December 2015 : Your Holiday Season Guide To Home Buying And Selling
“Buy land – they’ve stopped making it” (Mark Twain)
Selling or buying a house can seem like a complicated and confusing process but help is at hand! Have a look at this simple overview: “Buying or Selling a House – What You Need to Know” from the Law Society of South Africa on its website HERE
Just remember these important principles (familiar to regular LawDotNews readers) –
- If you are the seller, you have the right to choose the conveyancer (the specialist attorney who will register change of ownership in the Deeds Office). Choose a conveyancer you can trust to act with both speed and integrity.
- When buying into a complex, you are bound by rules and regulations imposed by either a Body Corporate if you are buying a sectional title unit or, if you are buying a separate title property in a complex managed by a Home Owners Association (“HOA”), by the HOA. Thus in a recent High Court case a homeowner in an equestrian estate was ordered to stop operating her seminar/lecture business because it breached her contractual obligation to the HOA to conform with local town planning laws. Read and understand all rules and regulations before you buy!
- A lot can go seriously wrong with property transactions, and for many people your house is going to be your most important asset, so don’t take any chances: Agree to nothing until you have asked your lawyer for advice!
Motorists Renewing Licences - What to take with you
From 1st November, you can only register a vehicle, obtain or renew a vehicle licence or driver’s licence, or register any change in your particulars or address, if you submit proof of –
- Your full names, date of birth and ID number, by way of “any form of acceptable identification”, and
- Your residential and postal address, in the form of “any utility account”. If the utility account is in someone else’s name, you can lodge it together with an affidavit or affirmation from the other person declaring that you reside at that address. Anyone residing in an informal settlement can lodge “a letter with an official date stamp from the ward councillor confirming [your] postal and residential address”.
These new rules apply to all motor vehicle and driver’s licence transactions country-wide, but if you don’t have standard identification and proof of address documents, contact your own local authority for details of what it will and won’t accept.
BODY CORPORATE v NIGHTMARE NEIGHBOUR: COURT TO THE RESCUE
“His demeanour at this time was highly aggressive, flying his arms about and it was clear to me that he had to prevent himself from lashing out at me physically” (Trustee quoted in judgment below)

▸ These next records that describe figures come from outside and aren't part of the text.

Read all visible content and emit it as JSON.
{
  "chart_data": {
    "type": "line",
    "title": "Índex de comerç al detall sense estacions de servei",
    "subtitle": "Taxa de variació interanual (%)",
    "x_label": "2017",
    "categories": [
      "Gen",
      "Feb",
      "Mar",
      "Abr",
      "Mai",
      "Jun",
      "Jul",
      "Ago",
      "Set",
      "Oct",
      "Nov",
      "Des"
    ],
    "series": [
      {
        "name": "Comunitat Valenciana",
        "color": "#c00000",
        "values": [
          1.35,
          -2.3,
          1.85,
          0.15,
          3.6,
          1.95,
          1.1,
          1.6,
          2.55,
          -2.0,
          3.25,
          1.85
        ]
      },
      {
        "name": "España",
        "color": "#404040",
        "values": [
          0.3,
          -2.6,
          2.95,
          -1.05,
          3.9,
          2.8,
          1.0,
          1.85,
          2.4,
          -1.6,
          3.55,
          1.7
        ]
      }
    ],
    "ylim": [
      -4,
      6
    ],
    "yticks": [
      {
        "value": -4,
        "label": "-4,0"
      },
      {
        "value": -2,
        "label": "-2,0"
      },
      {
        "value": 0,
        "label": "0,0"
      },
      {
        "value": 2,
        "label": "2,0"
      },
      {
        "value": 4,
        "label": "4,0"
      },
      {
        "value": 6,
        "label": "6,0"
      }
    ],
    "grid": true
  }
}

The irrational, aggressive and disruptive “Nightmare Next Door” owner is regrettably a well-known and much-disliked feature of all too many residential complexes. He or she makes trouble at every opportunity, attacking other owners and the body corporate’s trustees with equal abandon.
What can you do about it? In sufficiently serious cases, our courts will come to your rescue, as a recent High Court decision illustrates.
Harassment – it could be a ticket to prison …
- The owner of a sectional title unit harassed the board of trustees in his complex to such an extent that they obtained a court order prohibiting him from raising complaints, objections and the like with the trustees in any way other than through written communication to the secretary of the body corporate.
- Undeterred, he breached this order on at least 3 occasions, threatening for example to remove the trustees’ roof tiles (so that, he said, they could feel what it feels like to live in a unit with roof leaks), and aggressively objecting to the way a trustee was painting some plant pots. It couldn’t have helped his case that the female trustees on the board seem to have borne the brunt of these attacks, and to have felt physically intimidated on at least one occasion – as evidenced in the quoted evidence above.
- Holding the owner to be clearly in contempt of the original court order, the Court sentenced him to 6 months’ imprisonment. It suspended this sentence for 5 years on condition that the owner “does not harass or contact any member of the Board of Trustees personally, but must address all communication regarding complaints, grievances, proposals or commentary to the secretary of the applicant in writing”.
… and costly
Because it was the owner’s “irrational and acrimonious behaviour” that necessitated the court action, the Court also ordered him to pay the Body Corporate’s legal costs on the punitive attorney and client scale.